Trinity Pines Couple

Miles & Eliza

Ages: Early 50s

Long Term Trinity Pines Couple


Trinity Pines is a subdivision of Hayfork known for prolific marijuana production.


How did you get into the marijuana growing industry?

Miles: It’s something that’s been part of the culture where we both grew up, and it was lots of people we knew, their parents. In Southern Oregon, it was a pretty normal thing. My family did it. And being that Eliza smokes it; it makes sense. It’s something that’s part of a rural culture.

What changes have you seen in the growing community?

Miles: We were seasonal in Trinity Pines for years and years. 2002 we bought a place. And we were super, super freaked out. We tried to stay under the radar. The word was, you shouldn’t mention you were in The Pines. Say you’re a tourist. And just stay under the radar.

Eliza: At first there was probably a dozen people growing out of the 50 or so people that were up there (in Trinity Pines).  I figure we were actually part of a wave, because there were several other people who showed up at that time.

Miles: Because land was so affordable, and we were wanting to find a place where we could grow, and buy some land. And it was affordable, and that was great.

Eliza: Then there was a second wave, the first time where people that had been employees (for others already growing), and people who were hustling came and started their own business. They were employees or distribution on the other side. And that’s when there was shooting, lots and lots of shooting. That’s when it (The Trinity Pines Subdivision) developed its reputation.  It was summer camp. They weren’t here to live; they were here to grow herb and get drunk.

What was the 3rd wave?

Miles: When there were women, and families. Lot’s of couples, kids, suddenly everybody was super relaxed and more settled. There was just less tension.

Eliza: The shooting died down.

How is it different now?

Miles: I would definitely say that newer growers feel entitled, and part of it is pot, but part of it is the newer culture, where they have no idea about how we got to where we are, and they’re used to instant gratification. (When I came here) I was just coming from living in the bay area (where I) had to move from place to place because of people with more money. Gentrification, basically. And it felt like that in The Pines, there was this new group of people with way more money.

Eliza: Way more money, and an entirely different approach to life. Somewhat like the entitled thing, just being able to expect that you can come in and just do anything and that’s probably when all the clear cuts and stuff started. There was a core group of growers, and they didn’t grow like that. Nobody did anything without permits.

Miles: Something I think is interesting is that in the past growing was a way for people not in mainstream society to make a living for themselves. People who weren’t going to necessarily have a career for whatever reason–some people can’t do that–but they could survive. Those folks are pushed out of the way now. There’s a way for people to survive that isn’t easy to do, and then it becomes mainstream and those people don’t have access to that anymore.

“In the past growing was a way for people not in mainstream society to make a living for themselves. People who weren’t going to necessarily have a career for whatever reason–some people can’t do that–but they could survive. Those folks are pushed out of the way now.”
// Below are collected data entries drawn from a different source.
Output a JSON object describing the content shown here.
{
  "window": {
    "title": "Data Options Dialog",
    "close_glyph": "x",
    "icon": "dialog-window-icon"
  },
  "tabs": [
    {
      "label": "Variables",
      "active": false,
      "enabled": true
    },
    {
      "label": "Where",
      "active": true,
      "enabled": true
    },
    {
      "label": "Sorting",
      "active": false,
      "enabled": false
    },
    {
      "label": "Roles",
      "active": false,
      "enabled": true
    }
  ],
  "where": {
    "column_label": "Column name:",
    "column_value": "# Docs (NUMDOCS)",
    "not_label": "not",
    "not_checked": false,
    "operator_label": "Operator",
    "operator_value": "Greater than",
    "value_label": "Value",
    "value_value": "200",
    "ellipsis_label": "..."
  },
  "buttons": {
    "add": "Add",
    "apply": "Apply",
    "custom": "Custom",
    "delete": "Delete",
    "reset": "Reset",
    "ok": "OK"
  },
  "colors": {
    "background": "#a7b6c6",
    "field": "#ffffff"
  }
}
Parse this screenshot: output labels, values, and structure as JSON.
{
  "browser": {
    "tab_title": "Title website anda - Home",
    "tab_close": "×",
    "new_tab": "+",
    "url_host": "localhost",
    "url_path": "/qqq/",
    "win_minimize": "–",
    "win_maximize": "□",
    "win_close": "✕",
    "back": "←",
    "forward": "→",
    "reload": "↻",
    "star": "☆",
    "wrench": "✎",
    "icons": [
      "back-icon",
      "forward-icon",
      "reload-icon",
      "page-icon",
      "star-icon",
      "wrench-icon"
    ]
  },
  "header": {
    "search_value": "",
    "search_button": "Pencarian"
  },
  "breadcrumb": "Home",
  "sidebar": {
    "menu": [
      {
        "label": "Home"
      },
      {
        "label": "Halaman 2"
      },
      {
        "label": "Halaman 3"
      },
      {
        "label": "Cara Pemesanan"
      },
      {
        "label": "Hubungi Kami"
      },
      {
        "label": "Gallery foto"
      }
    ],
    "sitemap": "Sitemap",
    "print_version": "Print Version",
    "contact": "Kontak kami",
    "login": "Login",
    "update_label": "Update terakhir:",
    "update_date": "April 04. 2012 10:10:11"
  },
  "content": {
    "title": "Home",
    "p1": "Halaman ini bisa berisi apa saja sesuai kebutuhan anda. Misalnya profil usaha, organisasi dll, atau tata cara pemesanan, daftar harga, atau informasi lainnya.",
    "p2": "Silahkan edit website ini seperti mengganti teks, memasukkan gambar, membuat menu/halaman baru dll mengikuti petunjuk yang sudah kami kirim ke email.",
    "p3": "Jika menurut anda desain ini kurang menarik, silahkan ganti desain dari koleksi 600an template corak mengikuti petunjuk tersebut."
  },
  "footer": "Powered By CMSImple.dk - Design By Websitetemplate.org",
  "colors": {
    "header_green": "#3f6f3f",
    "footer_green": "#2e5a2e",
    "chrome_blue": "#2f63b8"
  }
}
Eliza: There’s two delineating moments for me: one was the first time we saw someone looking for work (Out of towners standing on roadsides with signs requesting work). And, how long ago do you think that was? Seven years? It’s been awhile? It’s a guess, but something like that. It means the word is out. It’s the beginning of the end to some extent.

And the other?

Eliza: When people started coming to town with water tanks in the back of their truck. That was something you just did not do. People just started getting real comfortable.

Miles: I’ve had discussions with people and they say, ‘why should I have to hide what I do?’ But it’s like, be respectful, and don’t draw attention to what you’re doing. Keep it down for all our sake.

What does the next step look like?

Miles: Corporatization, unfortunately.

Eliza: Fuck, I think so too.

Miles: Unfortunately. I feel very strong about people who have to survive off this. I’m very concerned they’re going to lose their livelihood. I’ve seen it happen in other industries.

“I feel very strong about people who have to survive off this. I’m very concerned they’re going to lose their livelihood.”

Eliza: Well, and just the idea of corporatization, I don’t think it’s necessary for it to go that way, but odds are it will. It’ll expose the underbelly for a boutique market as corporatization flushes out the mainstream. There will be different market shares, but it’s going to cut out a lot of people.

What do you think this means for our community?

Miles: Well, I think that if our community manages it well it could be a net benefit for the community at large, but if it doesn’t, and it goes immediately to corporatization, especially with all our land use issues here, it would be really easy for that money to just go elsewhere. It would be really easy for it to have no net benefit for the community.

And what do you think?

Miles: I think it could go either way, it could be a real benefit or it could be another crash and burn cycle. Like any other resource based economy that we’ve had here. There was logging, there was mining; there’s plenty of examples for how it could play out. And if it crashes here, what’s next? What’s next for the rural economy?

Is there anything else you would like to say?

Eliza: I’d like to say that it’s in our community’s hands to make this decision, and that it would be nice to be just one step in front of it instead of waiting for it to happen to you.